Have you ever found yourself staring at the “sell-by” date on your food, wondering what it truly means? If it’s a day past, do you throw it out? If it smells fine, do you keep it?
According to the Food and Drug Administration (FDA), about 20 percent of consumer food waste results from confusing labeling. That’s right: This internal debate we all have ends with tossing an immense amount of perfectly good food into the landfill where it releases methane, an extremely potent greenhouse gas.
It doesn’t always have to be that way, though. We spoke with Amy Shapiro, MS, RD, CDN, founder of Real Nutrition in New York City, to get some clarity on exactly what these date labels mean and how we should be using them to decide what gets tossed (composted, if possible!) and what gets consumed.
What Is Food Product Dating?
First things first: The technical name for those “expiration dates” is “food product dating”—at least according to the USDA. Notice there’s no mention of expiration, because these dates don’t actually indicate when food is no longer fit to consume.
“This date is provided by the manufacturer to tell stores or consumers when the product is at its peak,” says Shapiro. “This doesn’t mean it will be rancid a day or a week afterward.”
One very important exception is baby formula. Dating is required for infant formula and does indicate when it’s no longer safe to consume. Other than that, the dates on food packaging are essentially recommendations. This leaves a lot of grey area when it comes to determining if food is past its prime or not, so let’s dig in.
How to Interpret Different Types of Food Date Labels
In the United States, you’re likely to find 1 of 3 important dates on your packaged foods: sell by, use by, or best if used by. Though they all sound similar, their meanings are quite different
What does a “use by” date indicate?
According to Shapiro, “a use by date is the last day the product should be used by.” Notice how she says should? Not has to? Food with a use by date is okay for consumption unless it’s showing signs of spoilage.
To look for such signs, Shapiro recommends using your senses. “Does it taste different than usual, is it moldy, does it have a different or unexpected texture, does it smell off?” she says. “These are all fair warning signs to look for in regards to freshness.”

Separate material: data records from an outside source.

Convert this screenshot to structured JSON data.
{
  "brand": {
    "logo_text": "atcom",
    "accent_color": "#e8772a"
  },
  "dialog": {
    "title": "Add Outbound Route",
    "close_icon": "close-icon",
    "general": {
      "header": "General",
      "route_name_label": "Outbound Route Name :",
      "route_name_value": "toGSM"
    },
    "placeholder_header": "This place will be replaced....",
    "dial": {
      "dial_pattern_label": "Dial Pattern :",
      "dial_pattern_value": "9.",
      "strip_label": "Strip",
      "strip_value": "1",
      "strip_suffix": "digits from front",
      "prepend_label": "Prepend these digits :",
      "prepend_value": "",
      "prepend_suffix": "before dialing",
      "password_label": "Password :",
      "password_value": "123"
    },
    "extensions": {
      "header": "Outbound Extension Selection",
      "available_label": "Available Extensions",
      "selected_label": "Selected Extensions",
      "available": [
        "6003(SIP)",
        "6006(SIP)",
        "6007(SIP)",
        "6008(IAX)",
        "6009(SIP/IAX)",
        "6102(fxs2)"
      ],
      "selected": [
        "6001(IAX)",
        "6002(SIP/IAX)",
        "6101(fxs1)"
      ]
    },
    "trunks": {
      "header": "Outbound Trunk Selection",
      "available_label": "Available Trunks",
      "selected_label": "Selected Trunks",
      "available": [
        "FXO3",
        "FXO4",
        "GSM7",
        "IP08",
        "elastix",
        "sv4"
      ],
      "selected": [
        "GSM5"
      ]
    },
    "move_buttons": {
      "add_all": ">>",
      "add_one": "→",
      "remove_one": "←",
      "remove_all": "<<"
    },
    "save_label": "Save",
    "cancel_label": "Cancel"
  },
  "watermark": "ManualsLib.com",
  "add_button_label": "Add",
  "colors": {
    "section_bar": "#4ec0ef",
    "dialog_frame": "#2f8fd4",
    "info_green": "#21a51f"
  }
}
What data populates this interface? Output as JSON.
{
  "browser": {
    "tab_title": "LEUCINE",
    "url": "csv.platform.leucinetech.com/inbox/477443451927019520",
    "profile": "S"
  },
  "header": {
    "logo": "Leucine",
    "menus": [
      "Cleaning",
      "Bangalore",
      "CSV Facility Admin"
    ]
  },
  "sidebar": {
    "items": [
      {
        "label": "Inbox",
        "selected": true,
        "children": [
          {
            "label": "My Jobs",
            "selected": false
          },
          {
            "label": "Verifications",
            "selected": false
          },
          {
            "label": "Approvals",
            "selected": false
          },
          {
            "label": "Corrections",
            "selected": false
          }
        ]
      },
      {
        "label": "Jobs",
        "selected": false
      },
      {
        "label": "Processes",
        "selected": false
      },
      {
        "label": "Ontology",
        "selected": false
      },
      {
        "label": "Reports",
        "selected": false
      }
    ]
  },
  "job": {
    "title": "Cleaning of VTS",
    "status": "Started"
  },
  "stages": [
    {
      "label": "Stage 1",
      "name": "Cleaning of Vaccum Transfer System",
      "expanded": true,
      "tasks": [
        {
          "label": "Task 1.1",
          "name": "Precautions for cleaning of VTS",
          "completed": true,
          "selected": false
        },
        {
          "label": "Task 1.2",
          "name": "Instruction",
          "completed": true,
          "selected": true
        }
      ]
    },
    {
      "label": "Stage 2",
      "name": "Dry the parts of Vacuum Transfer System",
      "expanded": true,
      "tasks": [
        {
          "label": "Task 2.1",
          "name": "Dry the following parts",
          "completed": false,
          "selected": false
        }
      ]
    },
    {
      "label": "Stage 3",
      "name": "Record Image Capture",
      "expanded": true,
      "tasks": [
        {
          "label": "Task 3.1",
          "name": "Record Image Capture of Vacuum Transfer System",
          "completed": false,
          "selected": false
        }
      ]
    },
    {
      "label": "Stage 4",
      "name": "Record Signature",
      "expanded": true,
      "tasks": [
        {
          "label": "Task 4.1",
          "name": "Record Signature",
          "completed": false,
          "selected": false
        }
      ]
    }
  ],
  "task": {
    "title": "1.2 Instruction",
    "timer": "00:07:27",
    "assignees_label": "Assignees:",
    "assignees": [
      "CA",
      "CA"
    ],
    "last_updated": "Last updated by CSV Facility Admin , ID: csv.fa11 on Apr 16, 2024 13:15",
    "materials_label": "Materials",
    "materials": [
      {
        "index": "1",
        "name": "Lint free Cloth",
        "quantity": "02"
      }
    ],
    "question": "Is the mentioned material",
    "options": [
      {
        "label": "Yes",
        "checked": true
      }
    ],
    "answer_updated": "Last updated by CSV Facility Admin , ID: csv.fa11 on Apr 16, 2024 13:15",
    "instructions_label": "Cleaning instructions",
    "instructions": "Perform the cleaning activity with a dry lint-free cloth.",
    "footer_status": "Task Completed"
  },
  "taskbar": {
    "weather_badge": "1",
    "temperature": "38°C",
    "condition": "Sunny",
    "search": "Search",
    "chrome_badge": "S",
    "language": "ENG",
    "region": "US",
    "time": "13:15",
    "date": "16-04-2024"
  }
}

What does a “sell by” date indicate?
“The ‘sell by’ date is to let the store or seller know the last day that it should be on the shelf,” says Shapiro. This isn’t a safety date and doesn’t mean you can’t consume the item after this date. According to the USDA, you can continue to use the product past this date unless it’s beginning to spoil.
“It’s okay to consume food after its expiration date,” says Shapiro. “Especially if it’s stored right and if it’s a dry/pantry ingredient, it may not really change at all.”
What does a ‘best if used by’ date indicate?
“‘Best if used by’ means this is the best time for taste, flavor, and quality of the product,” says Shapiro. Again, this is an educated guess provided by the manufacturers, so it’s best to simply use your common sense when determining if the food is safe for consumption.
“I think people need to train their nose and taste to determine when a food is expired,” Shapiro says. “Especially these days where there’s so much food waste and so many people hungry.”
Are There Any Foods You Shouldn’t Be Eating Past the Expiration Date?
“When foods are stored correctly, even raw meat can go one or two days past its expiration date,” says Shapiro. “The only item I would recommend absolutely not deferring from the date would be baby formula.”
As Shapiro mentions, storing your food correctly is crucial for its longevity—especially when it comes to meat. So be sure to follow the FDA guidelines. Ultimately, when it comes to food date labels, use them as a guideline and rely on your senses—including your common sense to make the final decision.